Tunisie : Les libertés à l’épreuve du défi sécuritaire

By Nidhal Mekki, 1 September 2014
Photo//Fethi Belaid
Photo//Fethi Belaid

En dépit des obstacles qui ont jalonné le processus constituant tunisien, la constitution adoptée le 26 janvier 2014 est une avancée significative notamment en matière de droits de l’homme. En plus d’une liste importante de droits et libertés reconnus, la constitution détermine avec précision les limitations que ces droits pourraient subir ainsi que les conditions strictes à ces limitations. Elle institue, également, une cour constitutionnelle qui sera chargée de veiller à la constitutionnalité des lois afin de prévenir les atteintes par voie législative aux droits constitutionnels. Il faut dire que la hantise des violations généralisées et systématiques des droits de l’homme sous la dictature était présente dans les esprits des constituants. Il n’était pas question de permettre la reproduction de telles dérives sous quelque prétexte que ce soit.

Mais les deux années du gouvernement de la troïka, caractérisées par une complaisance à l’égard des courants et groupes terroristes ont permis à ces derniers de se développer et de s’implanter notamment dans les régions intérieures du pays. Outre l’assassinat de deux opposants politiques, les terroristes ont perpétré de nombreuses et meurtrières attaques contre l’armée et les forces de l’ordre. Le 16 juillet 2014, 14 soldats sont tués dans une attaque terroriste et plusieurs autres blessés. C’est la plus lourde perte pour l’armée nationale depuis l’indépendance du pays en 1956. Le gouvernement de Mehdi Jomaâ déclare la guerre au terrorisme.

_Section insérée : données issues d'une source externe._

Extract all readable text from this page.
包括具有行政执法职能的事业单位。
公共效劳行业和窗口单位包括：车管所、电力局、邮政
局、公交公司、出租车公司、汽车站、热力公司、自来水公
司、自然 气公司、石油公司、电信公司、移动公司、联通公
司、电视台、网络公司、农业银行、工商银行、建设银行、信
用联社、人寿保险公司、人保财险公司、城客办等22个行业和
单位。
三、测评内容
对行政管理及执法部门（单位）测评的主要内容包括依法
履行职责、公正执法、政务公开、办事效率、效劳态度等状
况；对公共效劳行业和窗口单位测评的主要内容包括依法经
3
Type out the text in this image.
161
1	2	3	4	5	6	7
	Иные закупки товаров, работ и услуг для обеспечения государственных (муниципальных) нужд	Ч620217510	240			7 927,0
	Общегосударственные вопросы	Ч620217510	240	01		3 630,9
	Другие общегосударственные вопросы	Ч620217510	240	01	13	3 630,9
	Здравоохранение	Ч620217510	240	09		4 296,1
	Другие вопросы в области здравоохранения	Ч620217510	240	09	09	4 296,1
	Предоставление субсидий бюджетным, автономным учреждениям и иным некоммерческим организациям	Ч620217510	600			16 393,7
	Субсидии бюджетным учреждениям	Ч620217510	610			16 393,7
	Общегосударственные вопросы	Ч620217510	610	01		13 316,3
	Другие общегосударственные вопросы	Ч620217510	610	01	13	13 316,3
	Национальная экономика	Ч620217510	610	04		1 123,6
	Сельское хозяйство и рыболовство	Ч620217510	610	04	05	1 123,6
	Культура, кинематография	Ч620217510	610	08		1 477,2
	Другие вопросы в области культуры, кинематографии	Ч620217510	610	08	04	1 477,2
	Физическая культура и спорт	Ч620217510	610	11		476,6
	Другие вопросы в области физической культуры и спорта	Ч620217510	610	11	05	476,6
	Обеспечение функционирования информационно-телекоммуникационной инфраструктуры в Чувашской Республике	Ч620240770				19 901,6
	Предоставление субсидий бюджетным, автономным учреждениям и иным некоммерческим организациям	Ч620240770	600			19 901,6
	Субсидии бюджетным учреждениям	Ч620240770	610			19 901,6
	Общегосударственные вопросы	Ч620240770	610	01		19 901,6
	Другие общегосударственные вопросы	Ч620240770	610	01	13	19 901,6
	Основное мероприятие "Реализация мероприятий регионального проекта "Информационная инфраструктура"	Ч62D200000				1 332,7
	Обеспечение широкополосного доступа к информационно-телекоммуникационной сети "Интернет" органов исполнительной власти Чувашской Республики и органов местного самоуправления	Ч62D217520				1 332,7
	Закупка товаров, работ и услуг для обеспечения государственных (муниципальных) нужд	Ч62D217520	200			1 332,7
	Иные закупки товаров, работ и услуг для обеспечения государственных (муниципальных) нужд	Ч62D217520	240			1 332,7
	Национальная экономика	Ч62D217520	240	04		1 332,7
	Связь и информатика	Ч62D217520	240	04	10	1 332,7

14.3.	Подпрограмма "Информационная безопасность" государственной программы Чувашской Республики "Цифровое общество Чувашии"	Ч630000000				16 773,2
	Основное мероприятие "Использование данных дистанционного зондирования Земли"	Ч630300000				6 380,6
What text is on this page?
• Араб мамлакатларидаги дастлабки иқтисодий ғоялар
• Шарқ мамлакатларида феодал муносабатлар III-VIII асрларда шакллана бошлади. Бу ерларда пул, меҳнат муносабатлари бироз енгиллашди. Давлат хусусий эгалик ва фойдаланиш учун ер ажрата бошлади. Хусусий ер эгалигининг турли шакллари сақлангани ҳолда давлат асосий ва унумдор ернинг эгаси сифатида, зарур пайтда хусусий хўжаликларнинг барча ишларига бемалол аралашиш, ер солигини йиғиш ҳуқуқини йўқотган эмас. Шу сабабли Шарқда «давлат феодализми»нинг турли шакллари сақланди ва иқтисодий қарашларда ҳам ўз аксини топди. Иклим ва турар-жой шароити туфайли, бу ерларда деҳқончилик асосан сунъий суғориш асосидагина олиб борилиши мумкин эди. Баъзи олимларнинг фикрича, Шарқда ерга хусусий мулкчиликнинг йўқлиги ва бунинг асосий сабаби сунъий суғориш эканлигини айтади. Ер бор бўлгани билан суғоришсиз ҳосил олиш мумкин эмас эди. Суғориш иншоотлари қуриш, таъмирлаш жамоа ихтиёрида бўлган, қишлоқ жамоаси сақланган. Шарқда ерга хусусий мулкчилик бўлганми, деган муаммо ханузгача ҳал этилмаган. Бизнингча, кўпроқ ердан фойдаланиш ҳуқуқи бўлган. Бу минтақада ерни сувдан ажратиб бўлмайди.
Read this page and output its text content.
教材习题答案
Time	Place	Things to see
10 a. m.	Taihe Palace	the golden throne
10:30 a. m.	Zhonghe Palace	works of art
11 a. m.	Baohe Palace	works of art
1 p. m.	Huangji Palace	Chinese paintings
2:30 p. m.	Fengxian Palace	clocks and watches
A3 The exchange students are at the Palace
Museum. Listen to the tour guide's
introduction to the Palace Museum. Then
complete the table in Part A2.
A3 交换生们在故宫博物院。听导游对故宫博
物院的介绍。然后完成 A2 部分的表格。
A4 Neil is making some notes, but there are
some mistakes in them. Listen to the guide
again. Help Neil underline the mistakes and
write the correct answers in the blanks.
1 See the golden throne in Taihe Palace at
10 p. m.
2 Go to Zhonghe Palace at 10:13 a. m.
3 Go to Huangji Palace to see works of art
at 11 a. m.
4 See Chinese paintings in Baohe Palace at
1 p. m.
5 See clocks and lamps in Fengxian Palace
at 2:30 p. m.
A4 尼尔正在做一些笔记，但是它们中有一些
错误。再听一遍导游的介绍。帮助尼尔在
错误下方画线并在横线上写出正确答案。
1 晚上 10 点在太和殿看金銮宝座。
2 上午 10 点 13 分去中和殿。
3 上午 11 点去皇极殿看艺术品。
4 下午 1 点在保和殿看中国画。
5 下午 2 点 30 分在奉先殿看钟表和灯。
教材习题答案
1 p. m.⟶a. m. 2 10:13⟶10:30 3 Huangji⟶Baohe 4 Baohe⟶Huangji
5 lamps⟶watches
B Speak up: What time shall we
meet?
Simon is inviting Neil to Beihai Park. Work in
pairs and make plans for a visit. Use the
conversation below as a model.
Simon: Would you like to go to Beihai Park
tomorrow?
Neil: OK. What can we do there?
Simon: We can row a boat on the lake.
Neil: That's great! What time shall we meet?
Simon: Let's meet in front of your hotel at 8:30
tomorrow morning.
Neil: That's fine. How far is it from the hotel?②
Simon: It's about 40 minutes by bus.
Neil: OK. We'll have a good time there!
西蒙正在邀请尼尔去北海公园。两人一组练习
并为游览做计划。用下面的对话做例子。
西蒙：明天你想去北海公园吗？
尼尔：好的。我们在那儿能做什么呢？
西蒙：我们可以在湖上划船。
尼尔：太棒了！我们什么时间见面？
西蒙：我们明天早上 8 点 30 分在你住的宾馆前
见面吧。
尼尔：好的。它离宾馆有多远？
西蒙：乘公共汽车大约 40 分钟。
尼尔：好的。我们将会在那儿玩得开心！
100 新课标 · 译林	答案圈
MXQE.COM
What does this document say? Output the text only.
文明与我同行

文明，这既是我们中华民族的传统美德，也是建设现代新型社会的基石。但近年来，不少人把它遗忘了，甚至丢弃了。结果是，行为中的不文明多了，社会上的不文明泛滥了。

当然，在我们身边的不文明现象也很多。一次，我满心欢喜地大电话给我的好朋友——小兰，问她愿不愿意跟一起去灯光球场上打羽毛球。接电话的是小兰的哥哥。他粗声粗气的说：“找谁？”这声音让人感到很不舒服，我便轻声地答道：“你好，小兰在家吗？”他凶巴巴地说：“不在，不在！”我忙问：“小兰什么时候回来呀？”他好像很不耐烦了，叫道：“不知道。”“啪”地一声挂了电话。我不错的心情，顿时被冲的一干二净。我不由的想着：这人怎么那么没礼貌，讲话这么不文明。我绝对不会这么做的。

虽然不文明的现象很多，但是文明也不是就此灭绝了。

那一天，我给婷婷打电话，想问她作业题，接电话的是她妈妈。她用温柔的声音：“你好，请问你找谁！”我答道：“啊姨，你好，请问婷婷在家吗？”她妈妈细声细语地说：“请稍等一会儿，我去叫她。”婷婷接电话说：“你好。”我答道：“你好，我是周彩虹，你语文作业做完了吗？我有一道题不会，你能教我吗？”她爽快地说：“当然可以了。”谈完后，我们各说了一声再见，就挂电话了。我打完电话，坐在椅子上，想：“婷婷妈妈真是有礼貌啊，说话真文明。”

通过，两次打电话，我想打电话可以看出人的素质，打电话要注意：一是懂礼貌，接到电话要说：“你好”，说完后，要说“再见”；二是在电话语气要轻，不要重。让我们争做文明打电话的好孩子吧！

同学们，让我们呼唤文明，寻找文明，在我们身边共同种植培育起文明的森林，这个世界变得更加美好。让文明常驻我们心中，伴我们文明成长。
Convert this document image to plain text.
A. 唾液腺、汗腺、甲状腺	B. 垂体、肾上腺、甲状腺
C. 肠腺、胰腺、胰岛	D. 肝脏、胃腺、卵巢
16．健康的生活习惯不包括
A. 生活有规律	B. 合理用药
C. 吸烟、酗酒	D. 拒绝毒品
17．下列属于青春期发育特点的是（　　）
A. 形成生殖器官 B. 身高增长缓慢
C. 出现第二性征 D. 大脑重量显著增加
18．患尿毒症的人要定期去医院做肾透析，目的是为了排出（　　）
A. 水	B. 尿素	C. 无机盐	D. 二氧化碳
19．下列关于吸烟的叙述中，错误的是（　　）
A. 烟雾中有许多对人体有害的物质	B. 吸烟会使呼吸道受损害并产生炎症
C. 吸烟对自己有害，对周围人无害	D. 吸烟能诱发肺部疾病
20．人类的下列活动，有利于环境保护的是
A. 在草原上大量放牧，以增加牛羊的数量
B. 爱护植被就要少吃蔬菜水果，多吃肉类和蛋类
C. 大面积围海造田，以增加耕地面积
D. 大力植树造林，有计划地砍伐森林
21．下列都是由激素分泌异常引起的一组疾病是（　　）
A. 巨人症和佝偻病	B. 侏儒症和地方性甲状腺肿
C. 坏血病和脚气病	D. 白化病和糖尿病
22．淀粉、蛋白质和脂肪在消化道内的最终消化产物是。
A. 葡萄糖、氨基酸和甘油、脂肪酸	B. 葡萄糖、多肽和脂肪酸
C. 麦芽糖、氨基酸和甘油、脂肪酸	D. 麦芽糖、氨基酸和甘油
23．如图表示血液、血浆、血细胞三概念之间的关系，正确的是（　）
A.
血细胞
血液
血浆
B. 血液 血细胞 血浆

Une cellule de crise est constituée et qui comprend outre le chef du gouvernement les ministres de la justice, de la défense, de l’intérieur et des affaires religieuses. Sous la pression de l’opinion publique, la cellule de crise prend un ensemble de mesures afin de lutter contre le terrorisme et de l’éradiquer. Ainsi, des radios et des télévisions qui n’avaient pas d’autorisations pour émettre ou qui faisaient l’apologie du terrorisme ont été fermées ainsi que des mosquées dont la construction n’a pas été autorisée par l’Etat ou qui sont devenues des repaires pour les terroristes. Par ailleurs, des dizaines d’associations qui ont des liens ou qui financent les groupes terroristes ont déjà été interdites et font actuellement l’objet d’investigations. Des pages sur les réseaux sociaux ont été fermées et au moins un administrateur d’une page qui fournissait des informations sur les mouvements des forces de l’ordre et de l’armée aux terroristes a été arrêté.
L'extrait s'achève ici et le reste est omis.